Think back to your younger days. Did you play dress-up or have an imaginary friend? These common early childhood experiences are examples of imaginative play – an important child development milestone.
Children first engage in imaginative play when they’re between 2 and 3 years old. They may set up a tea party for their stuffed animals, or turn a blanket into an exciting cave.
Pretend play allows children to use their imagination to reconstruct their observations of the world around them. Child development specialists have also noted that imaginative play can strengthen social and critical thinking skills and help young children understand and regulate their emotions.
Around age four, most kids start incorporating other children into their imaginative play. These creative games are perfect opportunities for children to practice communicating and collaborating with their peers and learning important skills like turn-taking, sharing, and understanding verbal and non-verbal cues.
As the world becomes more digitized and children are being introduced to screens at younger and younger ages, there is some concern that this easy access to entertainment is impacting children’s creativity.
Besides reducing, or if you can, eliminating screen time for children under five, here are some other fun ways to encourage imaginative play.
Children love a good story, so storytelling is a great avenue for sparking creative play. The auditory nature of storytelling encourages listeners to visualize the descriptions of the characters and setting in their mind. When children engage in mental image-making, it stimulates their imagination and eventually, their ability to think creatively.
After hearing a story, a child may be inspired to recreate the plot using their toys, or making drawings and sculptures of how they imagine the characters. Children will also act out scenes from a favorite story. Often, they will add their own embellishments to the storyline and create an idea that is completely their own!
You can support their child’s love of stories by reading to them often. You can also encourage your toddler or three-year-old to formulate their own stories using flashcards with pictures of characters and settings. You can take turns with your child selecting several cards and telling a story that ties the pictures together.

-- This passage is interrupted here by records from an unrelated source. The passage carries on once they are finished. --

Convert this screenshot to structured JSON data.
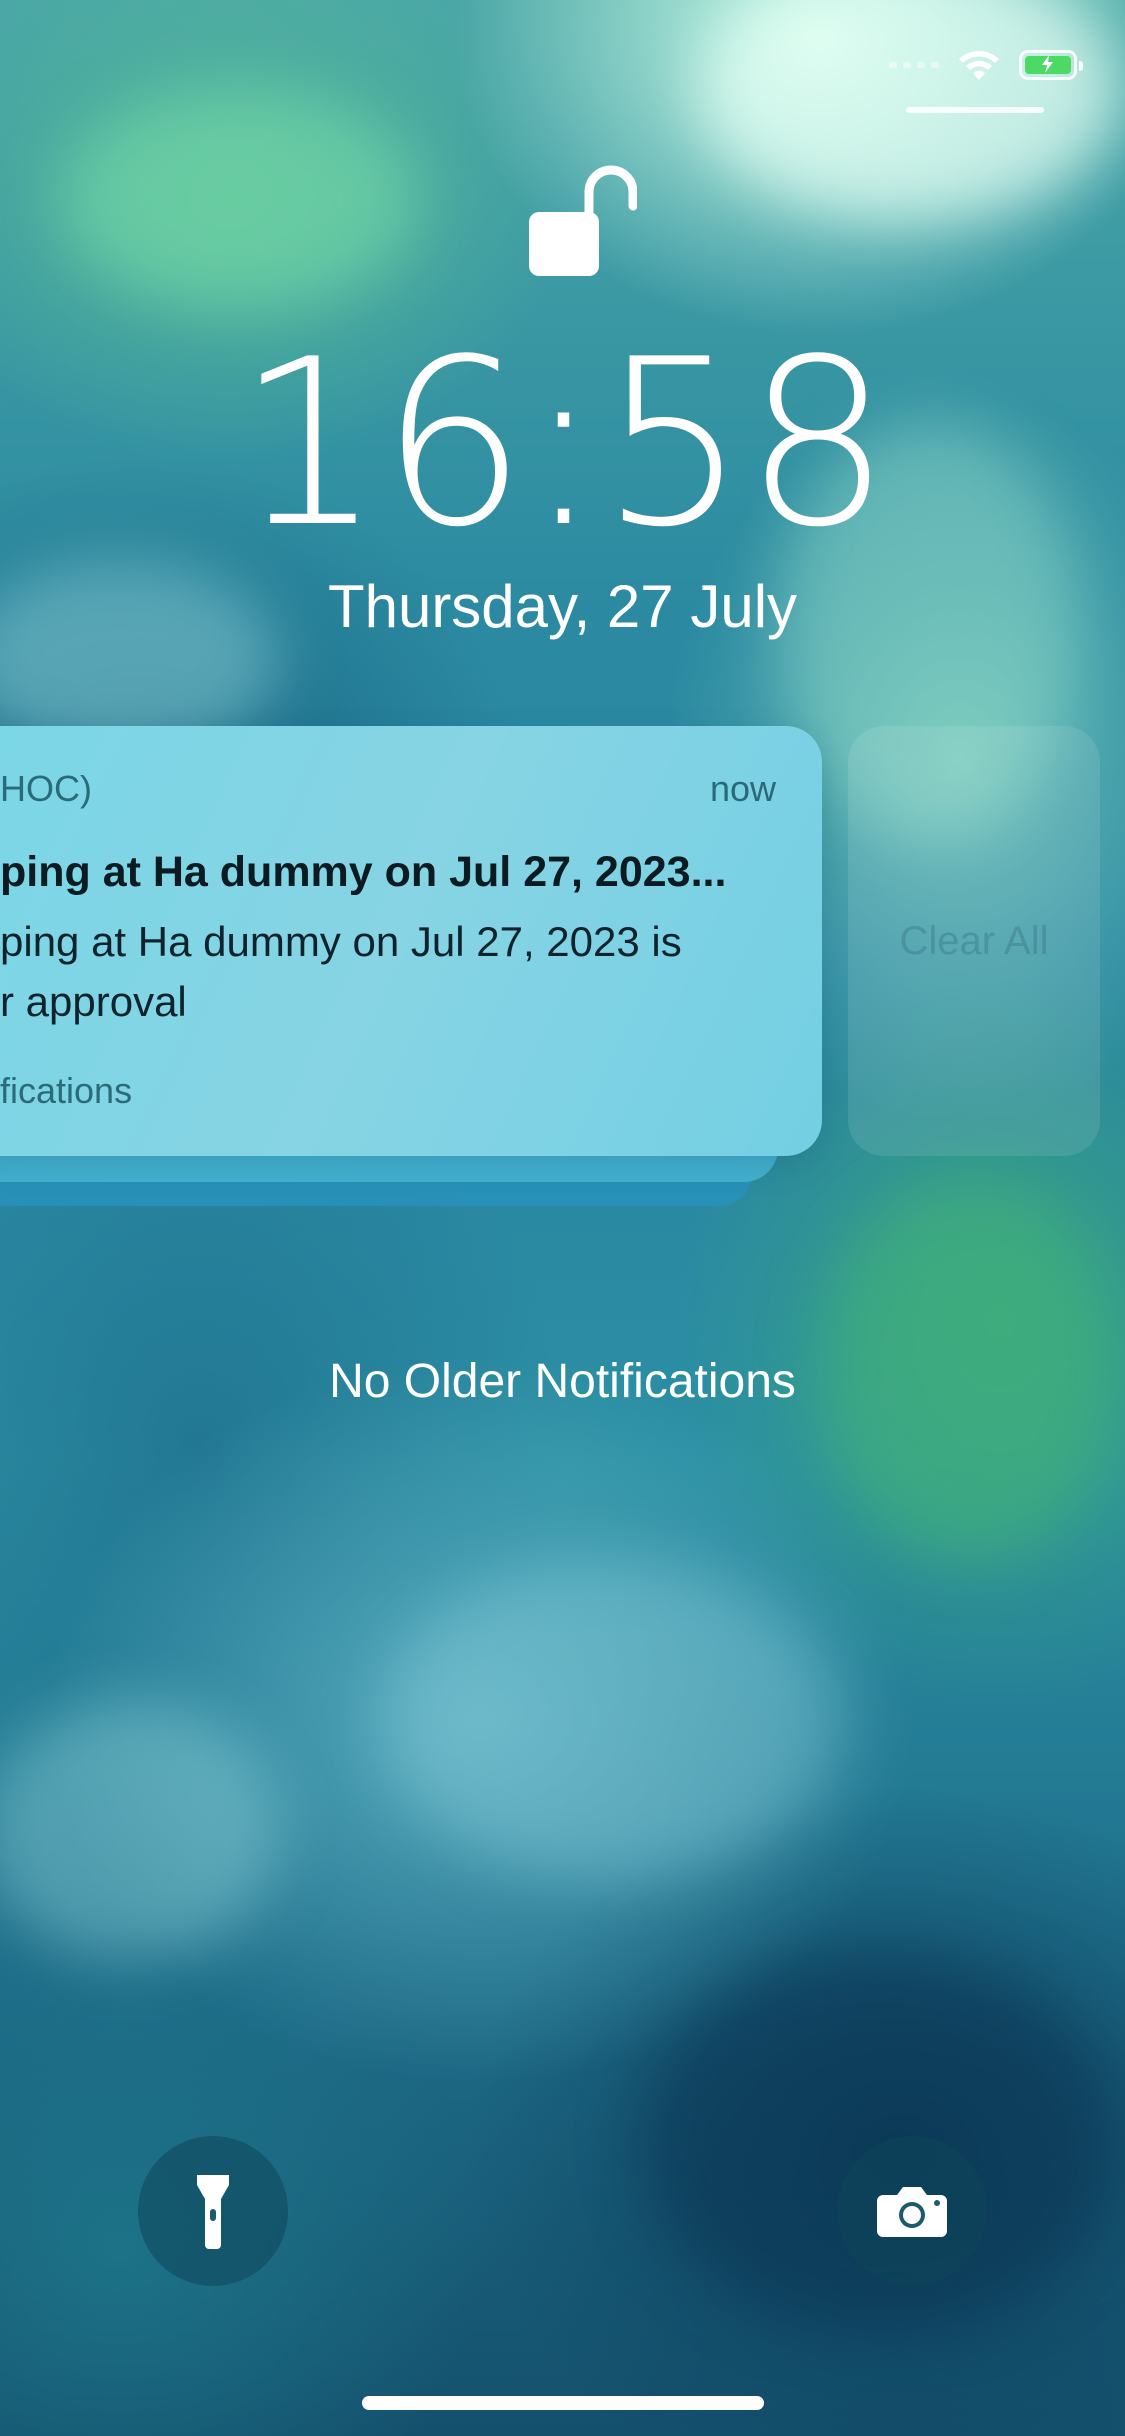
{
  "status_bar": {
    "wifi_icon": "wifi-icon",
    "battery_icon": "battery-charging-icon",
    "battery_color": "#4cd964"
  },
  "lock_screen": {
    "lock_icon": "unlocked-padlock-icon",
    "time": "16:58",
    "date": "Thursday, 27 July"
  },
  "notification": {
    "app_name": "HOC)",
    "timestamp": "now",
    "title": "ping at Ha dummy on Jul 27, 2023...",
    "body_lines": [
      "ping at Ha dummy on Jul 27, 2023 is",
      "r approval"
    ],
    "more_label": "fications"
  },
  "clear_all": {
    "label": "Clear All"
  },
  "no_older_label": "No Older Notifications",
  "quick_actions": {
    "flashlight_icon": "flashlight-icon",
    "camera_icon": "camera-icon"
  }
}
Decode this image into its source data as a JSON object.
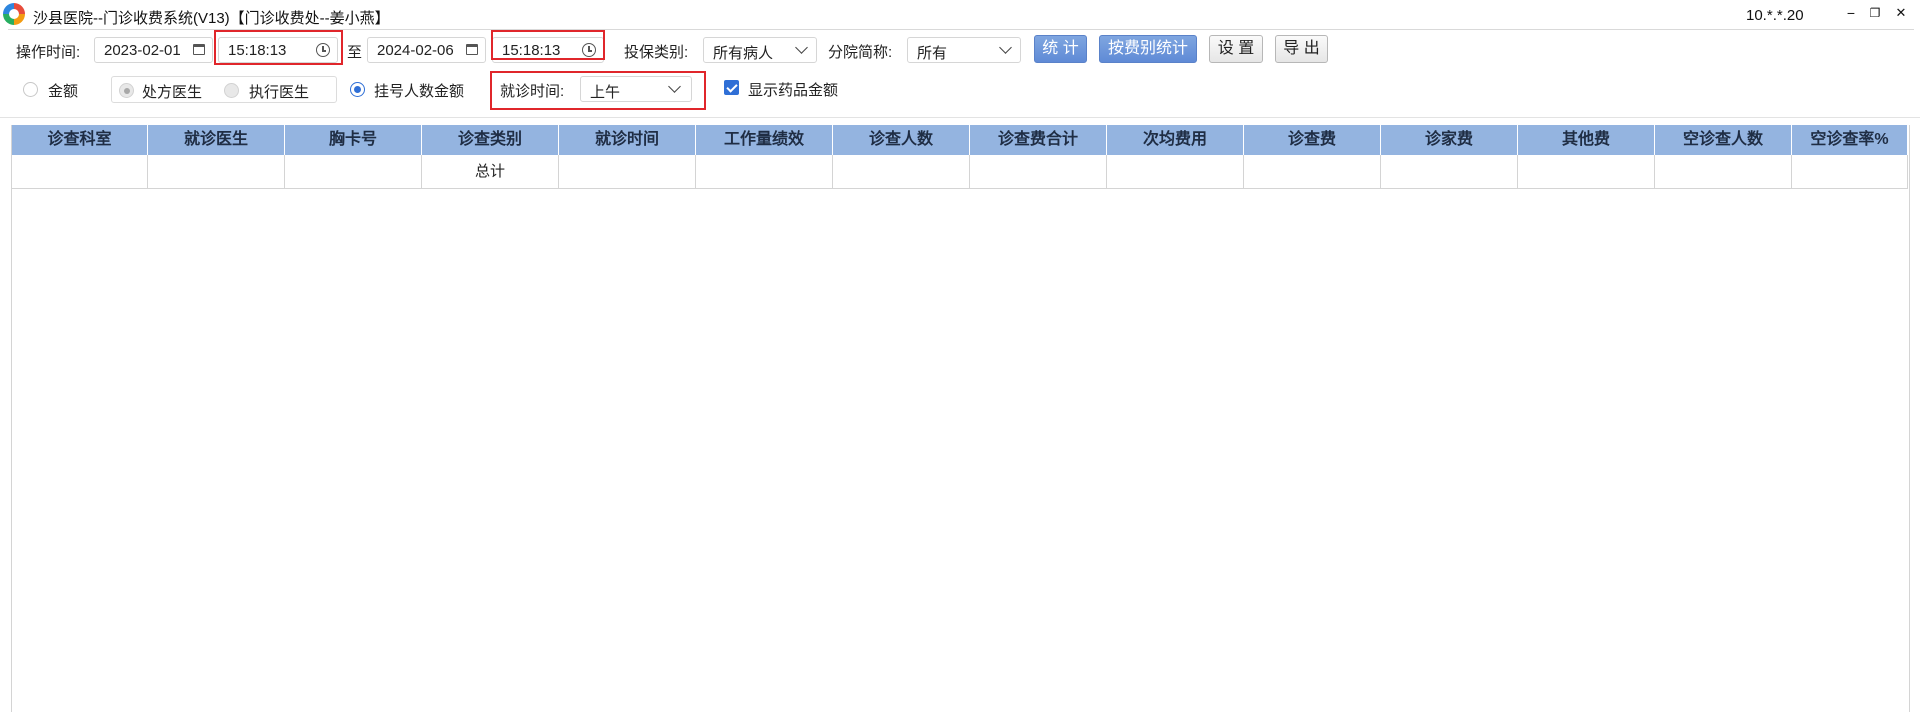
{
  "window": {
    "title": "沙县医院--门诊收费系统(V13)【门诊收费处--姜小燕】",
    "ip": "10.*.*.20",
    "minimize_glyph": "−",
    "restore_glyph": "❐",
    "close_glyph": "✕"
  },
  "filters": {
    "op_time_label": "操作时间:",
    "start_date": "2023-02-01",
    "start_time": "15:18:13",
    "to_label": "至",
    "end_date": "2024-02-06",
    "end_time": "15:18:13",
    "insurance_label": "投保类别:",
    "insurance_value": "所有病人",
    "branch_label": "分院简称:",
    "branch_value": "所有",
    "visit_time_label": "就诊时间:",
    "visit_time_value": "上午",
    "show_drug_label": "显示药品金额"
  },
  "buttons": {
    "stats": "统 计",
    "stats_by_type": "按费别统计",
    "settings": "设 置",
    "export": "导 出"
  },
  "options": {
    "amount": "金额",
    "prescribing_doctor": "处方医生",
    "executing_doctor": "执行医生",
    "reg_count_amount": "挂号人数金额"
  },
  "table": {
    "columns": [
      "诊查科室",
      "就诊医生",
      "胸卡号",
      "诊查类别",
      "就诊时间",
      "工作量绩效",
      "诊查人数",
      "诊查费合计",
      "次均费用",
      "诊查费",
      "诊家费",
      "其他费",
      "空诊查人数",
      "空诊查率%"
    ],
    "rows": [
      [
        "",
        "",
        "",
        "总计",
        "",
        "",
        "",
        "",
        "",
        "",
        "",
        "",
        "",
        ""
      ]
    ]
  },
  "colors": {
    "header_bg": "#94b4e0",
    "highlight_border": "#e0262b",
    "accent": "#2f6fd6"
  }
}
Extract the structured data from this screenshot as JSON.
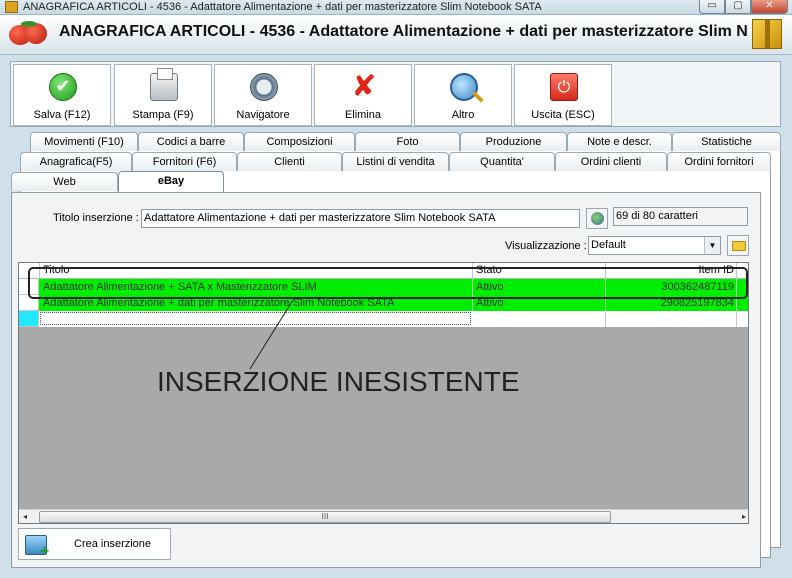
{
  "window": {
    "title": "ANAGRAFICA ARTICOLI - 4536 - Adattatore Alimentazione + dati per masterizzatore Slim Notebook SATA",
    "min_label": "▭",
    "max_label": "▢",
    "close_label": "✕"
  },
  "header": {
    "title": "ANAGRAFICA ARTICOLI - 4536 - Adattatore Alimentazione + dati per masterizzatore Slim N"
  },
  "toolbar": {
    "buttons": [
      {
        "label": "Salva (F12)",
        "icon": "check-icon",
        "glyph": "✔"
      },
      {
        "label": "Stampa (F9)",
        "icon": "printer-icon",
        "glyph": ""
      },
      {
        "label": "Navigatore",
        "icon": "compass-icon",
        "glyph": ""
      },
      {
        "label": "Elimina",
        "icon": "delete-x-icon",
        "glyph": "✘"
      },
      {
        "label": "Altro",
        "icon": "magnifier-icon",
        "glyph": ""
      },
      {
        "label": "Uscita (ESC)",
        "icon": "power-icon",
        "glyph": "⏻"
      }
    ]
  },
  "tabs": {
    "row1": [
      "Movimenti (F10)",
      "Codici a barre",
      "Composizioni",
      "Foto",
      "Produzione",
      "Note e descr.",
      "Statistiche"
    ],
    "row2": [
      "Anagrafica(F5)",
      "Fornitori (F6)",
      "Clienti",
      "Listini di vendita",
      "Quantita'",
      "Ordini clienti",
      "Ordini fornitori"
    ],
    "row3": [
      "Web",
      "eBay"
    ],
    "active": "eBay"
  },
  "form": {
    "title_label": "Titolo inserzione :",
    "title_value": "Adattatore Alimentazione + dati per masterizzatore Slim Notebook SATA",
    "char_count": "69 di 80 caratteri",
    "vis_label": "Visualizzazione :",
    "vis_value": "Default"
  },
  "grid": {
    "columns": [
      "Titolo",
      "Stato",
      "Item ID"
    ],
    "rows": [
      {
        "titolo": "Adattatore Alimentazione + SATA x Masterizzatore SLIM",
        "stato": "Attivo",
        "item_id": "300362487119"
      },
      {
        "titolo": "Adattatore Alimentazione + dati per masterizzatore Slim Notebook SATA",
        "stato": "Attivo",
        "item_id": "290825197834"
      }
    ],
    "row_color": "#00ee00",
    "new_row_indicator_color": "#22e7ff"
  },
  "scrollbar": {
    "left_arrow": "◂",
    "right_arrow": "▸",
    "grip": "III"
  },
  "annotation": {
    "text": "INSERZIONE INESISTENTE"
  },
  "footer": {
    "create_label": "Crea inserzione"
  }
}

Watching television, playing with a tablet, and other sedentary activities greatly reduce children’s physical activity levels. Child development experts recommend routine outdoor play to combat childhood obesity and stimulate gross motor coordination.
The great outdoors is the perfect setting for unstructured open-ended play and we have a great list of 25 Fun Activities for Kids at Home if you’re stuck on ideas.
Not only are children more likely to run, jump, and climb when outside, but they are more likely to use their imagination and invent their own games.
While the outdoors are filled with natural playthings, durable toys like shovels and go karts are perfect for enhancing outdoor play!
DIY Crafts and Projects
With a little imagination, the items you and your child can transform many of the items already have in your home into elaborate toys. A few shoeboxes and some rubber bands can become electric guitars, while some old toilet paper rolls and bottle caps can be reimagined into racing cars or a lighthouse.
Really, when it comes to craft projects, the sky’s the limit! You and your child can work together to create a dramatic play restaurant or a veterinary office caring for sick stuffed animals.
If your child is too young to fully help out with household chores, but is enthusiastic about helping, consider crafting a make-believe version of the appliance or tool that they can use alongside you.
Children love to imitate their parents, so pretend play printables featuring their own office or kitchen will lead to countless hours of fun.
Boredom has gotten a bad wrap in recent years. In contrast to what modern parenting trends may suggest, overstimulating children with planned activities can actually be counterproductive.
Having unstructured time is important for young children, as it gives them a chance to process not-so-great emotions like frustration by identifying ways to alleviate their boredom. Parents can guide their children to select activities when they feel bored, such as drawing, doing puzzles, or looking through a book.
Child psychologists have also noted that boredom can encourage young children to tap into their imagination and creativity in order to entertain themselves. This ability increases their self-esteem and improves their mental health.
Learning to deal with boredom helps children gain the cognitive skills and self-awareness to tackle more complex problems.